Prosecutors and defense lawyers for a former Chicago gang member accused of plotting with terrorists to detonate a radioactive "dirty" bomb are squabbling over a government report on the case that officials want to keep secret.
Lawyers for Jose Padilla are asking a federal judge not to review the document because prosecutors have refused to show it to them. U.S. District Judge Michael Mukasey asked prosecutors and defense attorneys to submit arguments on the issue.
The government argues that disclosing the document's contents could hurt ongoing investigations and national security interests.
The dispute, revealed in court filings made public this week, may be holding up a ruling on whether Padilla's detention is legal, the New York Times reported today.

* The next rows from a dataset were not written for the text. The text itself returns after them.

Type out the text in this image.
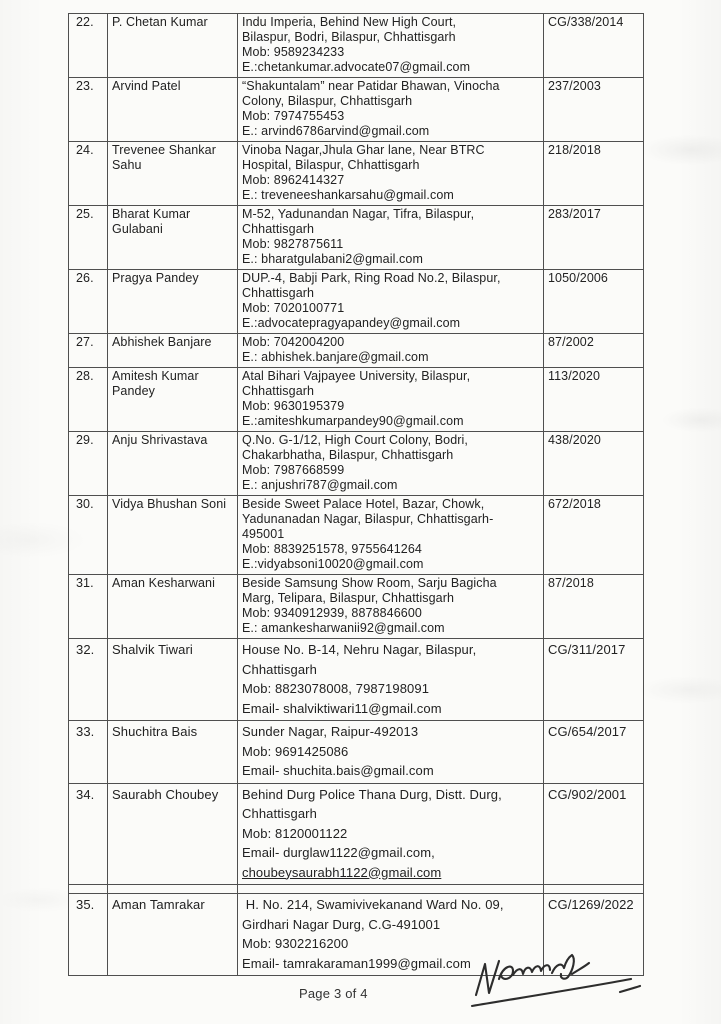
22.	P. Chetan Kumar	Indu Imperia, Behind New High Court,
Bilaspur, Bodri, Bilaspur, Chhattisgarh
Mob: 9589234233
E.:chetankumar.advocate07@gmail.com
	CG/338/2014
23.	Arvind Patel	“Shakuntalam” near Patidar Bhawan, Vinocha
Colony, Bilaspur, Chhattisgarh
Mob: 7974755453
E.: arvind6786arvind@gmail.com
	237/2003
24.	Trevenee Shankar Sahu	
Vinoba Nagar,Jhula Ghar lane, Near BTRC
Hospital, Bilaspur, Chhattisgarh
Mob: 8962414327
E.: treveneeshankarsahu@gmail.com
	218/2018
25.	Bharat Kumar Gulabani	
M-52, Yadunandan Nagar, Tifra, Bilaspur,
Chhattisgarh
Mob: 9827875611
E.: bharatgulabani2@gmail.com
	283/2017
26.	Pragya Pandey	DUP.-4, Babji Park, Ring Road No.2, Bilaspur,
Chhattisgarh
Mob: 7020100771
E.:advocatepragyapandey@gmail.com
	1050/2006
27.	Abhishek Banjare	Mob: 7042004200
E.: abhishek.banjare@gmail.com
	87/2002
28.	Amitesh Kumar Pandey	
Atal Bihari Vajpayee University, Bilaspur,
Chhattisgarh
Mob: 9630195379
E.:amiteshkumarpandey90@gmail.com
	113/2020
29.	Anju Shrivastava	Q.No. G-1/12, High Court Colony, Bodri,
Chakarbhatha, Bilaspur, Chhattisgarh
Mob: 7987668599
E.: anjushri787@gmail.com
	438/2020
30.	Vidya Bhushan Soni	Beside Sweet Palace Hotel, Bazar, Chowk,
Yadunanadan Nagar, Bilaspur, Chhattisgarh-
495001
Mob: 8839251578, 9755641264
E.:vidyabsoni10020@gmail.com
	672/2018
31.	Aman Kesharwani	Beside Samsung Show Room, Sarju Bagicha
Marg, Telipara, Bilaspur, Chhattisgarh
Mob: 9340912939, 8878846600
E.: amankesharwanii92@gmail.com
	87/2018
32.	Shalvik Tiwari	House No. B-14, Nehru Nagar, Bilaspur,
Chhattisgarh
Mob: 8823078008, 7987198091
Email- shalviktiwari11@gmail.com
	CG/311/2017
33.	Shuchitra Bais	Sunder Nagar, Raipur-492013
Mob: 9691425086
Email- shuchita.bais@gmail.com
	CG/654/2017
34.	Saurabh Choubey	Behind Durg Police Thana Durg, Distt. Durg,
Chhattisgarh
Mob: 8120001122
Email- durglaw1122@gmail.com,
choubeysaurabh1122@gmail.com
	CG/902/2001

35.	Aman Tamrakar	H. No. 214, Swamivivekanand Ward No. 09,
Girdhari Nagar Durg, C.G-491001
Mob: 9302216200
Email- tamrakaraman1999@gmail.com
	CG/1269/2022
Page 3 of 4
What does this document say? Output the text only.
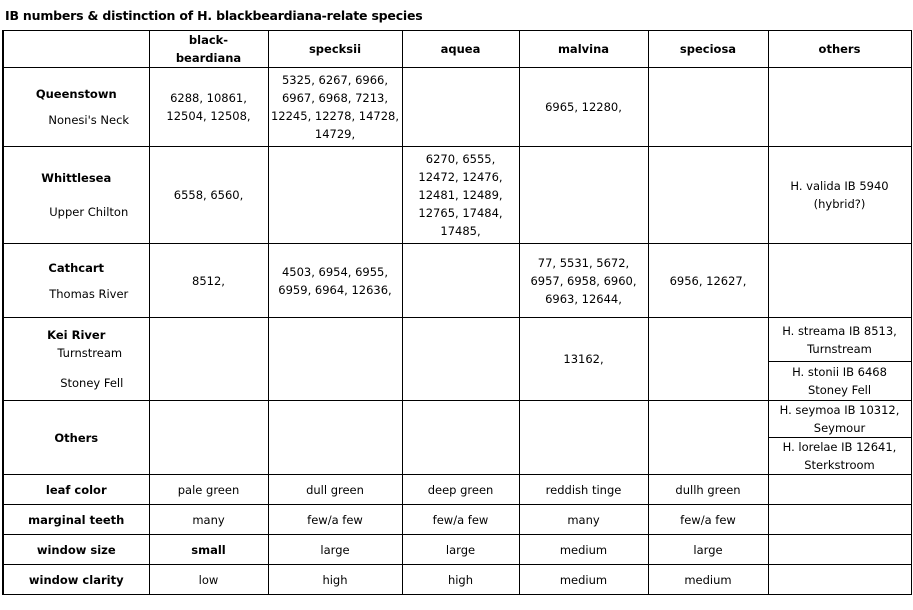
IB numbers & distinction of H. blackbeardiana-relate species
	black-
beardiana	specksii	aquea	malvina	speciosa	others

Queenstown
Nonesi's Neck	6288, 10861, 12504, 12508,	5325, 6267, 6966, 6967, 6968, 7213, 12245, 12278, 14728, 14729,		6965, 12280,		

Whittlesea
Upper Chilton	6558, 6560,		6270, 6555, 12472, 12476, 12481, 12489, 12765, 17484, 17485,			H. valida IB 5940 (hybrid?)

Cathcart
Thomas River	8512,	4503, 6954, 6955, 6959, 6964, 12636,		77, 5531, 5672, 6957, 6958, 6960, 6963, 12644,	6956, 12627,	

Kei River
Turnstream
Stoney Fell				13162,		H. streama IB 8513, Turnstream
						H. stonii IB 6468 Stoney Fell

Others						H. seymoa IB 10312, Seymour
						H. lorelae IB 12641, Sterkstroom
leaf color	pale green	dull green	deep green	reddish tinge	dullh green	
marginal teeth	many	few/a few	few/a few	many	few/a few	
window size	small	large	large	medium	large	
window clarity	low	high	high	medium	medium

Padilla, a U.S. citizen, was arrested May 8 on a material witness warrant issued by a grand jury and has been held in a Navy brig since June, when he was declared an "enemy combatant." The government says that declaration allows it to hold him without formal criminal charges.
The government says Padilla twice met with senior al Qaeda operatives in Pakistan in March and discussed a plot to detonate a radiological weapon in the United States.

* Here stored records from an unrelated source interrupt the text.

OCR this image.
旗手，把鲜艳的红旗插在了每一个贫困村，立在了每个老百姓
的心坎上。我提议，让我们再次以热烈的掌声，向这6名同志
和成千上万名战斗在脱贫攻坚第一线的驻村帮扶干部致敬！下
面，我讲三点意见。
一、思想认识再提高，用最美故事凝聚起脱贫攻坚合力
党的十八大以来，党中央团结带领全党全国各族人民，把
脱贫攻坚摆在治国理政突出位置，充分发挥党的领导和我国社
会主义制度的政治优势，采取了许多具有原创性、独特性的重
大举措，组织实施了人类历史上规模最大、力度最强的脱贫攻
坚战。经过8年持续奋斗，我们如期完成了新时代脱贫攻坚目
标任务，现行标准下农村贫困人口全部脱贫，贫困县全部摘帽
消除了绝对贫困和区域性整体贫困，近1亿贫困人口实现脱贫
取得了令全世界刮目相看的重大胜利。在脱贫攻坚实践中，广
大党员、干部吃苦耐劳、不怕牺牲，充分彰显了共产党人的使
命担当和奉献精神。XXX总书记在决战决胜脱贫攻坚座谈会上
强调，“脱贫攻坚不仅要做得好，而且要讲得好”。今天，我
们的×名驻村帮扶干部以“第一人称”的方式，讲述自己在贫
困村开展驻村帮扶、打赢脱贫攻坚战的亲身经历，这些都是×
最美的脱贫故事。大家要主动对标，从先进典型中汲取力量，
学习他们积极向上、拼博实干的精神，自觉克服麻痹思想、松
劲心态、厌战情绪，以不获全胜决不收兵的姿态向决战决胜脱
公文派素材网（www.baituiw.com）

A six-page unclassified version of the classified document has been released, but government officials concede that some confidential sources have not been entirely forthright and that some of the information remains uncorroborated.
Padilla's lawyers, Donna Newman and Andrew Patel, who contend Padilla is being held illegally, told Mukasey a hearing was needed "given the possible misrepresentation of facts by the government sources."
They said they would undergo security clearance to gain access to the classified filing, but the government has said access should still be denied, the Times reported.